Roma, Friedkin non molla e si attendono notizie sul fronte dell’imprenditore americano che prima dello stop del campionato aveva pronta la firma sulle carte che gli avrebbero consegnato lo storico club giallorosso.

Una trattativa che non si è fermata definitivamente, certamente rallentata, ma non nelle intenzioni; infatti Dan Friedkin e Ryan Friedkin stanno solo attendendo di avere più chiaro il futuro prossimo del calcio italiano ed europeo, fermo insieme a tutto il mondo per fronteggiare l’unico nemico attuale, il Coronavirus.

Scelta obbligata, visto che l’ingresso in società prevede anche una programmazione lavorativa impossibile da costruire al momento, non essendoci alcuna certezza sulla ripresa della stagione in essere e non conoscendo neanche quali saranno le modalità della prossima.

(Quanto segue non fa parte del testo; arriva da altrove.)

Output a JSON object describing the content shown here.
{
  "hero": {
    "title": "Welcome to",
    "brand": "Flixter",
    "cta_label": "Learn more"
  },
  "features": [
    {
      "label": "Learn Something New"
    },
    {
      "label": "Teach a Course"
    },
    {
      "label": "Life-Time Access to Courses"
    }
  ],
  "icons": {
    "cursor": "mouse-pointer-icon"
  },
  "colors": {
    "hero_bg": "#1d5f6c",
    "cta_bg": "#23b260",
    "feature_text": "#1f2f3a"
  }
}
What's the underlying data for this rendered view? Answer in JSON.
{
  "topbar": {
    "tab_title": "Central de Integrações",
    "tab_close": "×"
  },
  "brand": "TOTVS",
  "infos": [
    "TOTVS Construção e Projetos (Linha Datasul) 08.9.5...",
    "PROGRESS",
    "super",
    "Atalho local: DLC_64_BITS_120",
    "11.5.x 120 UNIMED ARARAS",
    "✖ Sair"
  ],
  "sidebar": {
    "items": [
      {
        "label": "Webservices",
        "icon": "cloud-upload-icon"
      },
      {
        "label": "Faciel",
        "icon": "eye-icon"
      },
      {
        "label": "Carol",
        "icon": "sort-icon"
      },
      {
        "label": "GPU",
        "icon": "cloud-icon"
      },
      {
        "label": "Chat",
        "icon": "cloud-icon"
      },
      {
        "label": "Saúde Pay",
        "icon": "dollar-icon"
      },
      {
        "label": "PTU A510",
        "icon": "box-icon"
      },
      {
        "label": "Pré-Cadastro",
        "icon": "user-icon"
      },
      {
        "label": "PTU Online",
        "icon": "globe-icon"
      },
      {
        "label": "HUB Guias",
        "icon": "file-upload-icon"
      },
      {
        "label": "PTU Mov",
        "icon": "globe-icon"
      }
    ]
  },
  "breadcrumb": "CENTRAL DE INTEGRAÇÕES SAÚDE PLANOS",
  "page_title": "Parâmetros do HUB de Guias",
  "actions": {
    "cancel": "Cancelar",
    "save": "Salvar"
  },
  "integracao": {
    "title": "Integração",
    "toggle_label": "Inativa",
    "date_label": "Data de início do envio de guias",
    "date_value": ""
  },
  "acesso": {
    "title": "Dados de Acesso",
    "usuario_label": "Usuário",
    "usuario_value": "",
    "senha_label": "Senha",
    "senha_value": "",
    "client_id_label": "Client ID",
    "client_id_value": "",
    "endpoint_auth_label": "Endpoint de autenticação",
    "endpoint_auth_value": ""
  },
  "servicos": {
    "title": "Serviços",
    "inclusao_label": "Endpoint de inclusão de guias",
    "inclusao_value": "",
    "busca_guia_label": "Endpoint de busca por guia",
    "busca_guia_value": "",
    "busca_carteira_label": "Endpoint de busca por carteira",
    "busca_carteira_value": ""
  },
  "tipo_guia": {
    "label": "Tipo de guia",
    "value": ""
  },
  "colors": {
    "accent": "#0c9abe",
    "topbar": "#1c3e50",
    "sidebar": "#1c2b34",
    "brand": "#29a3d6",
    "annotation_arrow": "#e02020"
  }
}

Sul fronte economico, come riporta il Corriere dello Sport, c’è ancora qualche distanza tra la valutazione di Friedkin e quella di Pallotta, valutazione che vista la situazione potrebbe ancora variare. Probabilmente questo non fermerà la trattativa anche ‘perché la volontà è chiara da parte di entrambi; Pallotta vuole vendere e anche in fretta, Friedkin è deciso nell’intento di investire nella società romana e provare ad esportare il suo modello di marketing alla’americana, ancora più intraprendente di quello esposto dal bostoniano Pallotta, il quale è riuscito solo in parte a cambiare il fatturato ed il prestigio della società giallorossa, migliorandone sì il brand ma non ottenendo risultati dal punto di vista sportivo.